Films Showing Two – Music, analysis and the body: Experiments, explorations and embodiments 
1500 – Carole Nash Recital Room – Royal Northern College of Music

Concert Three – Embodied Sounds
1600 – Carole Nash Recital Room – Royal Northern College of Music
Coming up for air – various composers
choose who tells you what to do – James Saunders
To go along, however, is to thread one’s way – Mark Dyer
Voice Box – Claudia Molitor
for Jess and Anna (2) – Larry Goves
Performed by The House of Bedlam

New piece

Looking forward to our House of Bedlam concert this Saturday at LSO St Luke’s. I thought I’d share the score to a new piece hot off the press for this concert.

I’m trying to work out what’s led me to a (partially) open scored piece where half the performers are playing objects. Sort of just the right tools for the job I think. However I don’t think I can deny the influence of the new creative practice course (CAPPA) I ran at Snape Maltings over the summer – especially when the participants were so open, James Saunders and Tim Parkinson gave such a great performance, and Hanna Harman and Amber Priestley spoke so beguilingly about their work. I think I just kinda want in.

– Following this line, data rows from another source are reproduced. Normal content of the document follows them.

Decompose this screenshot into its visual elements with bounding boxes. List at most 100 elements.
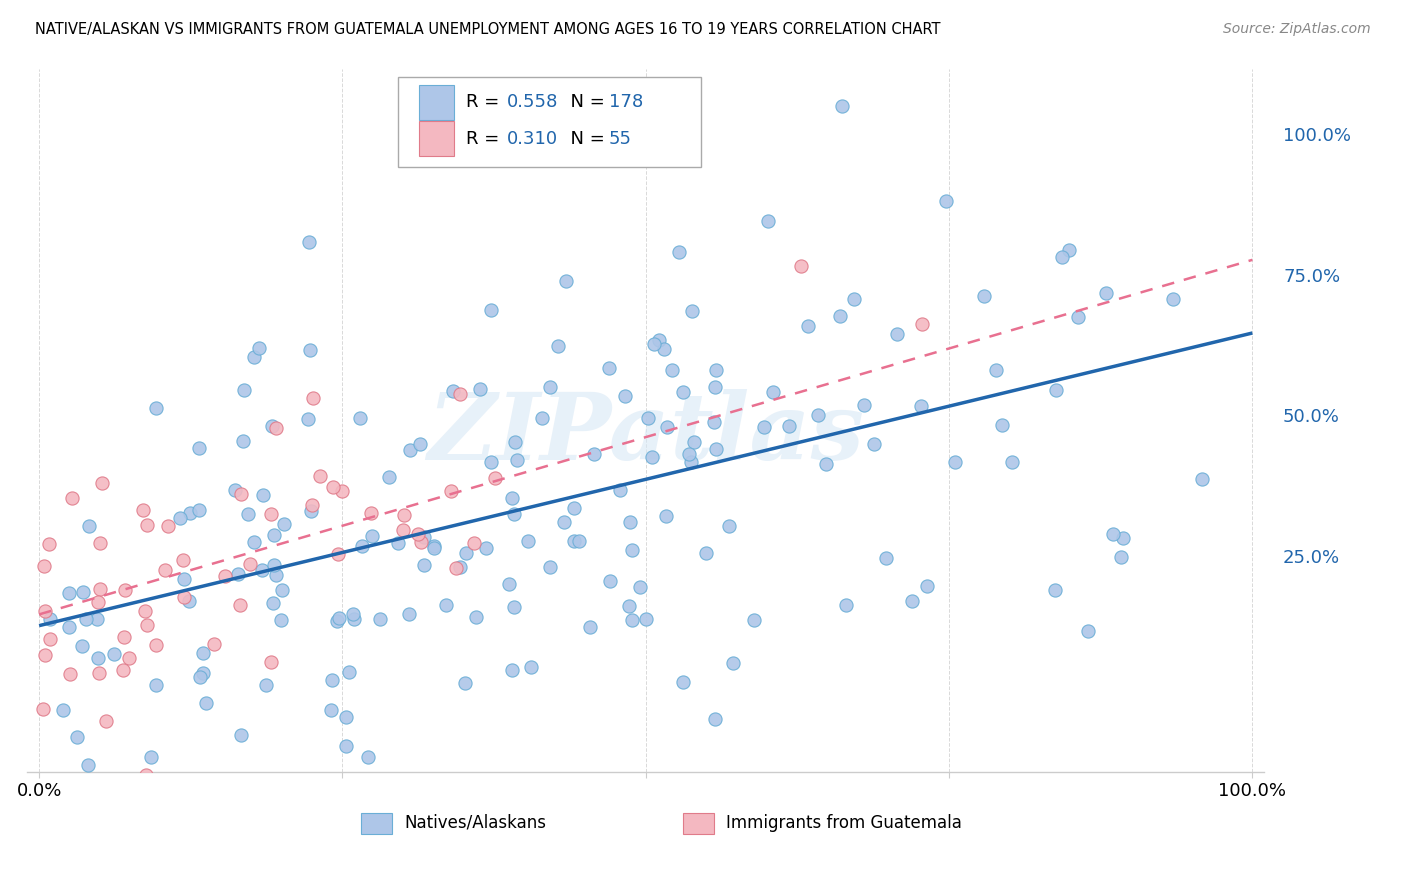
Point (135, 768, 157, 782)
Point (118, 651, 141, 665)
Point (343, 612, 366, 626)
Text: R =: R = (467, 94, 505, 112)
Point (910, 399, 932, 413)
Text: 50.0%: 50.0% (1284, 409, 1340, 426)
Point (640, 450, 662, 464)
Point (915, 579, 938, 593)
Point (236, 508, 259, 522)
Point (39, 632, 62, 646)
Point (349, 410, 371, 425)
Point (464, 609, 486, 624)
Point (139, 750, 162, 764)
Point (260, 656, 283, 670)
Point (1094, 286, 1116, 301)
Text: 55: 55 (609, 130, 631, 148)
Point (86, 612, 108, 626)
Point (301, 498, 323, 512)
Point (145, 401, 167, 416)
Text: ZIPatlas: ZIPatlas (427, 389, 865, 479)
Point (232, 434, 254, 448)
Point (326, 615, 349, 629)
Point (254, 678, 277, 692)
Point (409, 437, 432, 451)
Point (643, 336, 665, 351)
Point (423, 541, 446, 556)
Point (440, 484, 463, 499)
Point (863, 437, 886, 451)
Point (1045, 383, 1067, 397)
Point (456, 546, 478, 560)
Point (479, 455, 502, 469)
Point (648, 333, 671, 347)
Point (1057, 243, 1080, 257)
Point (322, 480, 344, 494)
Text: 0.558: 0.558 (508, 94, 558, 112)
Point (564, 501, 586, 516)
Point (173, 590, 195, 604)
Point (77, 758, 100, 772)
Point (409, 535, 432, 549)
Point (60, 491, 83, 505)
Point (1109, 550, 1132, 565)
Point (1112, 532, 1135, 546)
Point (271, 582, 294, 597)
Point (297, 411, 319, 425)
FancyBboxPatch shape (683, 813, 714, 834)
Text: Immigrants from Guatemala: Immigrants from Guatemala (727, 814, 962, 831)
Point (229, 486, 252, 500)
Point (191, 647, 214, 661)
Point (32, 558, 55, 573)
Point (250, 563, 273, 577)
Point (214, 780, 236, 794)
Point (52, 703, 75, 717)
Point (70, 639, 93, 653)
Point (169, 511, 191, 525)
Point (463, 536, 485, 550)
Point (678, 447, 700, 461)
Point (392, 523, 415, 537)
Point (337, 665, 360, 679)
Point (991, 417, 1014, 432)
Point (114, 583, 136, 598)
Point (654, 343, 676, 357)
Point (683, 434, 706, 449)
Point (157, 519, 180, 533)
Point (77, 519, 100, 533)
Point (444, 783, 467, 797)
Point (188, 670, 211, 684)
Point (243, 350, 266, 364)
Point (752, 419, 775, 434)
Point (299, 343, 322, 358)
Point (655, 508, 678, 523)
Point (398, 607, 420, 621)
FancyBboxPatch shape (419, 121, 454, 156)
Point (835, 599, 858, 613)
Text: N =: N = (560, 130, 610, 148)
Point (621, 543, 644, 558)
Point (778, 419, 800, 434)
Point (721, 657, 744, 671)
Point (714, 787, 737, 801)
Point (360, 506, 382, 520)
Text: 25.0%: 25.0% (1284, 549, 1340, 567)
FancyBboxPatch shape (419, 85, 454, 120)
Text: Natives/Alaskans: Natives/Alaskans (405, 814, 547, 831)
Point (335, 739, 357, 753)
Point (229, 728, 252, 742)
Point (1000, 455, 1022, 469)
Point (831, 99, 853, 113)
Point (681, 303, 703, 318)
Point (350, 539, 373, 553)
Point (38, 537, 60, 551)
Point (599, 574, 621, 589)
Point (270, 613, 292, 627)
Text: 0.310: 0.310 (508, 130, 558, 148)
Point (134, 604, 156, 618)
Point (470, 382, 492, 396)
Point (266, 421, 288, 435)
Point (387, 536, 409, 550)
Point (34, 648, 56, 662)
Point (538, 379, 561, 393)
Point (145, 639, 167, 653)
Point (446, 561, 468, 575)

I’ve also been mainlining Sarah Hennies’ pieces though Spotify, Soundcloud and vinyl for over a few months now. Guest lecturing at the Manchester School of Fine Art last week I was bowled over to the students’ performance of her Everything Else (not least becuase of the objects they chose) and her new Blume record Embedded Environment just haemorrhages class from start to finish. Decontamination is featuring her extraordinary long film/documentary/video art/live performance piece Contralto next March. More on that soon but you heard it here first (unless you’re one of the billion people I’ve already told becuase I’m pretty excited about this).

So this new piece is for melody instruments that can play in unison – at least two and an even number – and two objects performers (again at least two etc.). It’s a kind of arrangement of hollow yellow willow, an orchestral piece from last year, but pared down to bare bones and with plenty of choices for the players to make. The electronics can be chosen by the players (although I’m happy to make suggestions) and the objects are ideally metal balls swirled in metal bowls and corks swirled in wooden or plastic bowls (but I’m open to suggestions). It’s 4-5 minutes long and weirdly slightly but dense. I’m looking forward to hearing the first rehearsal this week.